Leek and goats’ cheese omelette
publication date: Apr 2, 2012
author/source: Fiona Beckett
An upmarket version of a cheese omelette, this simple and delicious recipe makes a lovely light lunch or supper dish.
Time: 10-12 minutes
Cost: about £1.50 a head
1 large leek or 2 medium leeks
100g goats cheese from a log
4 large or 5 medium fresh eggs, preferably free-range
1 tbsp light olive oil or other cooking oil
Salt and pepper
Cut half the green tops off the leeks removing any coarse outside leaves and slice any roots off the base. Cut into slices and wash thoroughly under cold running water. Cut any rind off the cheese and crumble it onto a plate. Break the eggs and whisk them together in a bowl. Season them with salt and pepper.
Heat a large frying pan, add the oil, heat a few seconds then add the butter. Once the foaming dies down, add the leeks and stir fry them for about 4 minutes until they are soft but not coloured.

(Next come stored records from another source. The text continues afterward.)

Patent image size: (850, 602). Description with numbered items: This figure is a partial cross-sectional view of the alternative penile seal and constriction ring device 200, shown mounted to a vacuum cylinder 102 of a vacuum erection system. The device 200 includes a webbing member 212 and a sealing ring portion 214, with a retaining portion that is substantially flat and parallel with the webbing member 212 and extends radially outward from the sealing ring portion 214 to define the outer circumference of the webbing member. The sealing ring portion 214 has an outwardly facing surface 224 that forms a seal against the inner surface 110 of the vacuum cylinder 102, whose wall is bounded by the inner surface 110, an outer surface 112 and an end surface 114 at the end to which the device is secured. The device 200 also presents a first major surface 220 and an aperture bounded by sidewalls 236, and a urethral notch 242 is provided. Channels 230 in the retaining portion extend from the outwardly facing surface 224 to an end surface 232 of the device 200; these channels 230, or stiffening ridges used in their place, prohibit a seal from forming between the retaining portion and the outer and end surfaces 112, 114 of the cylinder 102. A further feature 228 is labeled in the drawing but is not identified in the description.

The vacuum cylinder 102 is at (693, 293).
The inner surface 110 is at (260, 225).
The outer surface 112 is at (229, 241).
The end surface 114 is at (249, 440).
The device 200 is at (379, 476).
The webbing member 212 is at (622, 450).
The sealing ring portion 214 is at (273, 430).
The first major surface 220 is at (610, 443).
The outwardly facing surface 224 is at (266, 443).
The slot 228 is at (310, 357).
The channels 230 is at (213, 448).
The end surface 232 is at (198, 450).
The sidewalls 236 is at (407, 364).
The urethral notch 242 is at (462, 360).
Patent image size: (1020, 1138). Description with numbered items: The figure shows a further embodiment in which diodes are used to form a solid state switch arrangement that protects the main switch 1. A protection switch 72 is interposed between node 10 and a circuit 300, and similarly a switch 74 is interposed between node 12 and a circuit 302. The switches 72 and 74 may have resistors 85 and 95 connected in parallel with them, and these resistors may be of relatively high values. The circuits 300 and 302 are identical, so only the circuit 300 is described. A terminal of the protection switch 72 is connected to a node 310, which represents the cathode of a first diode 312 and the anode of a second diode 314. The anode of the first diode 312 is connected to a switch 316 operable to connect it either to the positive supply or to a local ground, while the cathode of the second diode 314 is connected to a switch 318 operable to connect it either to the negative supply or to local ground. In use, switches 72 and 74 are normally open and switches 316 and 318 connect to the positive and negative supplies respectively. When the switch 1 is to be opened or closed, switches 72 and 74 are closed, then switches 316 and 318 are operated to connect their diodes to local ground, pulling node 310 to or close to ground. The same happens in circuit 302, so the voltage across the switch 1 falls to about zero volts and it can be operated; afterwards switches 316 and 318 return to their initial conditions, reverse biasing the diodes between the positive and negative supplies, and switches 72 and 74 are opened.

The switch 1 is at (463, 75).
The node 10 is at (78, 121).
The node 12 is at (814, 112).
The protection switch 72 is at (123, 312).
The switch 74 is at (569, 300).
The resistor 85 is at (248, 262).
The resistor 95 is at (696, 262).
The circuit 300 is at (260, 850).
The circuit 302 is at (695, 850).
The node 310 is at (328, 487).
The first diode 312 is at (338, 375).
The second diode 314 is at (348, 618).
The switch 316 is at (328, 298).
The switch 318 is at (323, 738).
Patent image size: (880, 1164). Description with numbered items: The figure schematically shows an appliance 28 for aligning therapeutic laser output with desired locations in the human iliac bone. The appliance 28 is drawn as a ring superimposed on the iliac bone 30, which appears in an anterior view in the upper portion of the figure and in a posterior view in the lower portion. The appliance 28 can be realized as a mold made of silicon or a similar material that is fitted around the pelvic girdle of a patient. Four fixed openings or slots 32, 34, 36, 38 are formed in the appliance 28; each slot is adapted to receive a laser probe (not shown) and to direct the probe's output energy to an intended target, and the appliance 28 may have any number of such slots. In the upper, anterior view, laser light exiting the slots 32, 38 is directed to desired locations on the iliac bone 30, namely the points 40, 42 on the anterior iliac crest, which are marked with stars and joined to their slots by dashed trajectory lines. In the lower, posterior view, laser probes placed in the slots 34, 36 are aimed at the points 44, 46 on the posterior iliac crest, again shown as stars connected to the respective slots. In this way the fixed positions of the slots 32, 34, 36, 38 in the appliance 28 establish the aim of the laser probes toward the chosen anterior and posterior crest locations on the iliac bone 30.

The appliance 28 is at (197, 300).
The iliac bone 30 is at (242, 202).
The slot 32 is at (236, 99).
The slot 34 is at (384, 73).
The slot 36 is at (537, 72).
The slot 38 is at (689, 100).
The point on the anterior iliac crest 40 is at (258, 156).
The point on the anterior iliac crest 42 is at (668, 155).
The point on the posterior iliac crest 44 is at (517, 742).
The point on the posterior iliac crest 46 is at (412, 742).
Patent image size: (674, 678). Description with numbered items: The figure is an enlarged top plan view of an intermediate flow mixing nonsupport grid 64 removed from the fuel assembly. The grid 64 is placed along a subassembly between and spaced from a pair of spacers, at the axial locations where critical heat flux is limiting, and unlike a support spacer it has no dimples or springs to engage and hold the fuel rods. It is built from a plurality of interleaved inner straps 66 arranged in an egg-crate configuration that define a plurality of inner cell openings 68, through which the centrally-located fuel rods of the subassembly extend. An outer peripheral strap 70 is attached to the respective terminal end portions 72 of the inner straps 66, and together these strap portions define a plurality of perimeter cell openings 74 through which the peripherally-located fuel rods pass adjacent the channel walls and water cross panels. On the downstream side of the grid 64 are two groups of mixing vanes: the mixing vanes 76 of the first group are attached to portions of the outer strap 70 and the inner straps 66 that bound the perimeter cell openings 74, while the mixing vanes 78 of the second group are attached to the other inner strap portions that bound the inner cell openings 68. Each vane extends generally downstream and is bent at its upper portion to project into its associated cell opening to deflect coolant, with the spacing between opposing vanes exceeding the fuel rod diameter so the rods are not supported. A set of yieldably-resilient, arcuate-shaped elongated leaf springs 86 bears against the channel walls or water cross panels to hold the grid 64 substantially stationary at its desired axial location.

Tip in the beaten egg, making sure it covers the base of the pan. Lift the omelette at the edges with a fork to allow the liquid egg to run underneath. Once most of the egg has solidified scatter over the goat’s cheese. Allow the omelette to cook a further minute then fold it over and divide it in two
* You can make this for one and serve the second portion cold the next day with a salad or stuffed into a wholemeal pitta bread
* Add a couple of spoonfuls of finely chopped parsley if you have some.